In Broders v. Heise, 924 S.W.2d 148, 39 Tex. Sup. Ct. J. 752 (Tex. 1996), the trial court excluded expert testimony from an emergency-room physician who was prepared to testify about the cause of death in a medical malpractice action. The patient had suffered a head injury during an assault and was thereafter admitted to a hospital for observation and treatment. The patient was released the next day by her attending physician but returned to the hospital a few hours later, complaining of an intense headache, nausea, and sensitivity to light. A neurosurgeon examined her this time and determined that she had a fractured skull, with bleeding and swelling in the brain. The swelling could not be controlled, and the patient died the next day. The decedent's parents brought a wrongful death action against the hospital and three doctors. The defendants argued that the assault had caused an irreversible, untreatable, and fatal brain injury. No treatment, they said, whether negligent or not, could have been a cause in fact of the patient's death. The defendants presented expert testimony from two neurosurgeons to support their position. The plaintiff's expert would have testified that had the patient's head trauma been promptly diagnosed and treated during her first hospitalization, the patient would, in all medical probability, have survived. The court of appeals reversed and remanded, concluding that the trial court had erred in excluding this testimony.
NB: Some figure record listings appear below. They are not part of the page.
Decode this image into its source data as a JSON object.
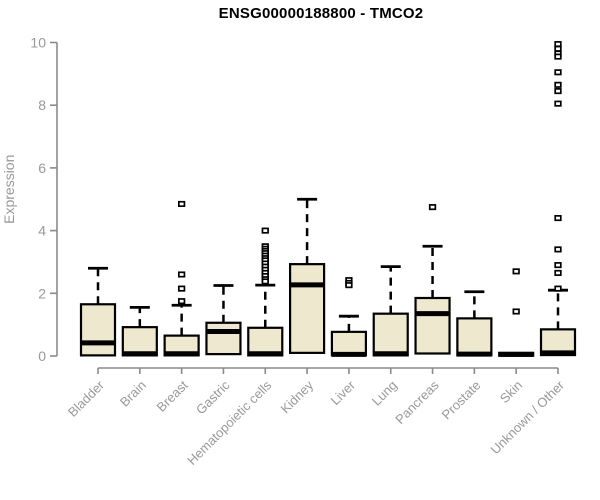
{
  "title": "ENSG00000188800 - TMCO2",
  "chart_data": {
    "type": "boxplot",
    "title": "ENSG00000188800 - TMCO2",
    "xlabel": "",
    "ylabel": "Expression",
    "ylim": [
      0,
      10
    ],
    "yticks": [
      0,
      2,
      4,
      6,
      8,
      10
    ],
    "grid": false,
    "legend": "none",
    "categories": [
      "Bladder",
      "Brain",
      "Breast",
      "Gastric",
      "Hematopoietic cells",
      "Kidney",
      "Liver",
      "Lung",
      "Pancreas",
      "Prostate",
      "Skin",
      "Unknown / Other"
    ],
    "boxes": [
      {
        "category": "Bladder",
        "median": 0.42,
        "q1": 0.02,
        "q3": 1.65,
        "whisker_low": 0.02,
        "whisker_high": 2.8,
        "outliers": []
      },
      {
        "category": "Brain",
        "median": 0.07,
        "q1": 0.02,
        "q3": 0.92,
        "whisker_low": 0.02,
        "whisker_high": 1.55,
        "outliers": []
      },
      {
        "category": "Breast",
        "median": 0.07,
        "q1": 0.02,
        "q3": 0.65,
        "whisker_low": 0.02,
        "whisker_high": 1.62,
        "outliers": [
          4.85,
          2.6,
          2.15,
          1.75
        ]
      },
      {
        "category": "Gastric",
        "median": 0.78,
        "q1": 0.06,
        "q3": 1.06,
        "whisker_low": 0.06,
        "whisker_high": 2.25,
        "outliers": []
      },
      {
        "category": "Hematopoietic cells",
        "median": 0.07,
        "q1": 0.02,
        "q3": 0.9,
        "whisker_low": 0.02,
        "whisker_high": 2.26,
        "outliers": [
          4.0,
          3.5,
          3.42,
          3.35,
          3.28,
          3.2,
          3.12,
          3.05,
          2.95,
          2.85,
          2.75,
          2.65,
          2.55,
          2.45,
          2.38
        ]
      },
      {
        "category": "Kidney",
        "median": 2.27,
        "q1": 0.1,
        "q3": 2.93,
        "whisker_low": 0.1,
        "whisker_high": 5.0,
        "outliers": []
      },
      {
        "category": "Liver",
        "median": 0.05,
        "q1": 0.02,
        "q3": 0.77,
        "whisker_low": 0.02,
        "whisker_high": 1.27,
        "outliers": [
          2.42,
          2.33,
          2.26
        ]
      },
      {
        "category": "Lung",
        "median": 0.07,
        "q1": 0.02,
        "q3": 1.35,
        "whisker_low": 0.02,
        "whisker_high": 2.85,
        "outliers": []
      },
      {
        "category": "Pancreas",
        "median": 1.35,
        "q1": 0.08,
        "q3": 1.85,
        "whisker_low": 0.08,
        "whisker_high": 3.5,
        "outliers": [
          4.75
        ]
      },
      {
        "category": "Prostate",
        "median": 0.06,
        "q1": 0.02,
        "q3": 1.2,
        "whisker_low": 0.02,
        "whisker_high": 2.05,
        "outliers": []
      },
      {
        "category": "Skin",
        "median": 0.05,
        "q1": 0.01,
        "q3": 0.1,
        "whisker_low": 0.01,
        "whisker_high": 0.1,
        "outliers": [
          2.7,
          1.42
        ]
      },
      {
        "category": "Unknown / Other",
        "median": 0.1,
        "q1": 0.03,
        "q3": 0.85,
        "whisker_low": 0.03,
        "whisker_high": 2.1,
        "outliers": [
          9.95,
          9.8,
          9.65,
          9.55,
          9.05,
          8.65,
          8.45,
          8.05,
          4.4,
          3.4,
          2.9,
          2.65,
          2.15
        ]
      }
    ],
    "colors": {
      "box_fill": "#EDE8CE",
      "box_stroke": "#000000",
      "median": "#000000",
      "whisker": "#000000",
      "outlier_stroke": "#000000",
      "outlier_fill": "#FFFFFF",
      "axis": "#8A8A8A",
      "tick_label": "#999999",
      "axis_label": "#999999",
      "title_text": "#000000",
      "background": "#FFFFFF"
    }
  }
}
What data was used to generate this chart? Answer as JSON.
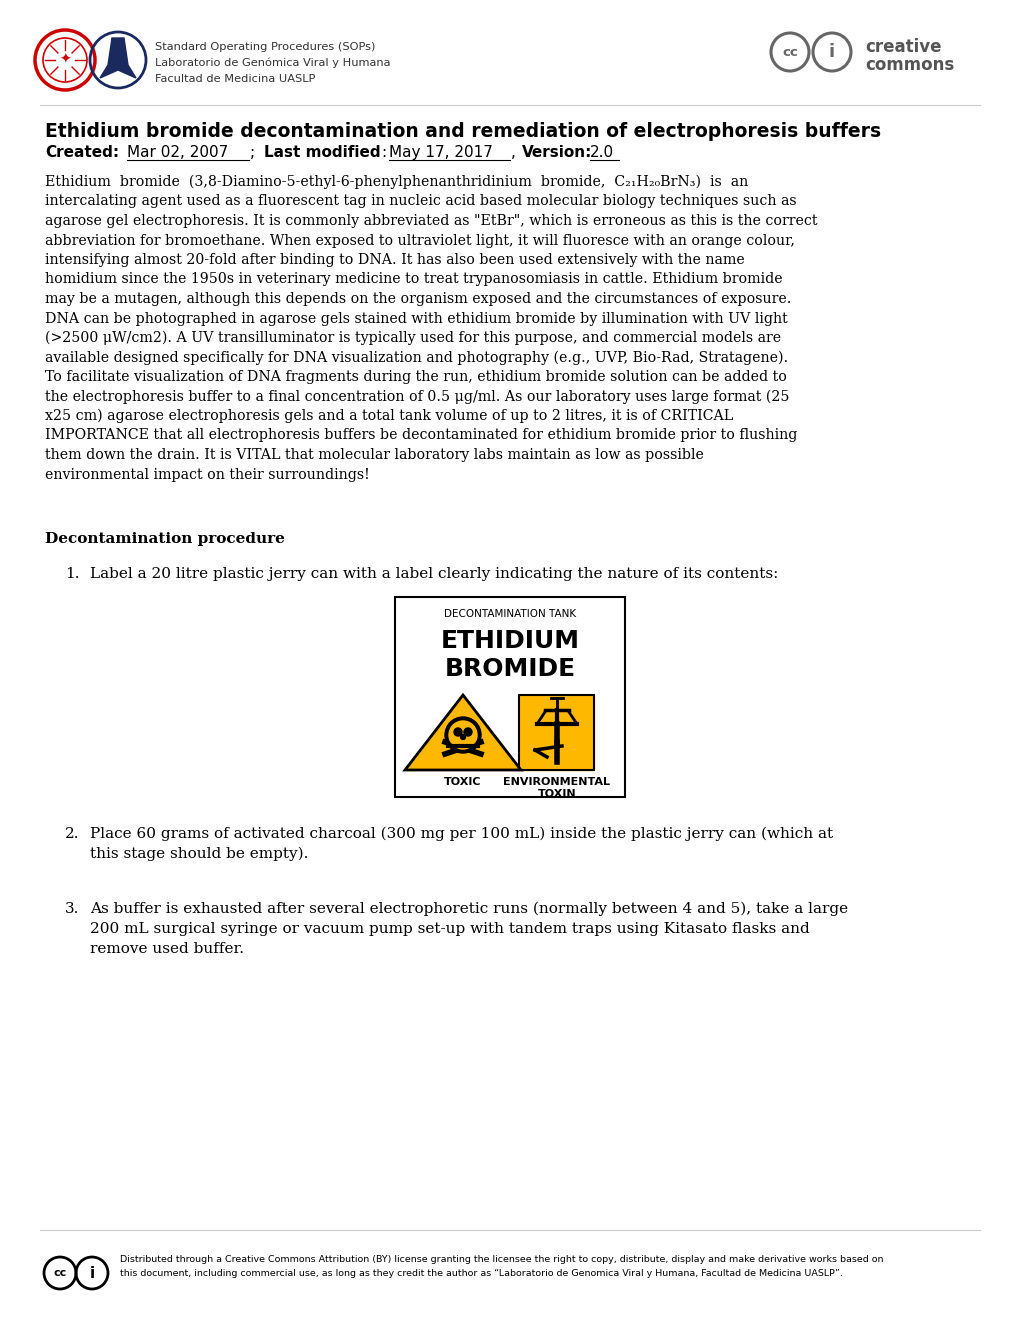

Id. at 148-51. The Court held that the trial court had correctly excluded this testimony because the emergency-room physician was not qualified as an expert under Rule 702 "on the issue of cause in fact." Id. at 153. While the emergency-room physician "knew both that neurosurgeons should be called to treat head injuries and what treatments they could provide, he never testified that he knew, from either experience or study, the effectiveness of those treatments in general, let alone in this case." Id. The Court further observed that a medical license does not automatically qualify the holder "to testify as an expert on every medical question." Id. at 152).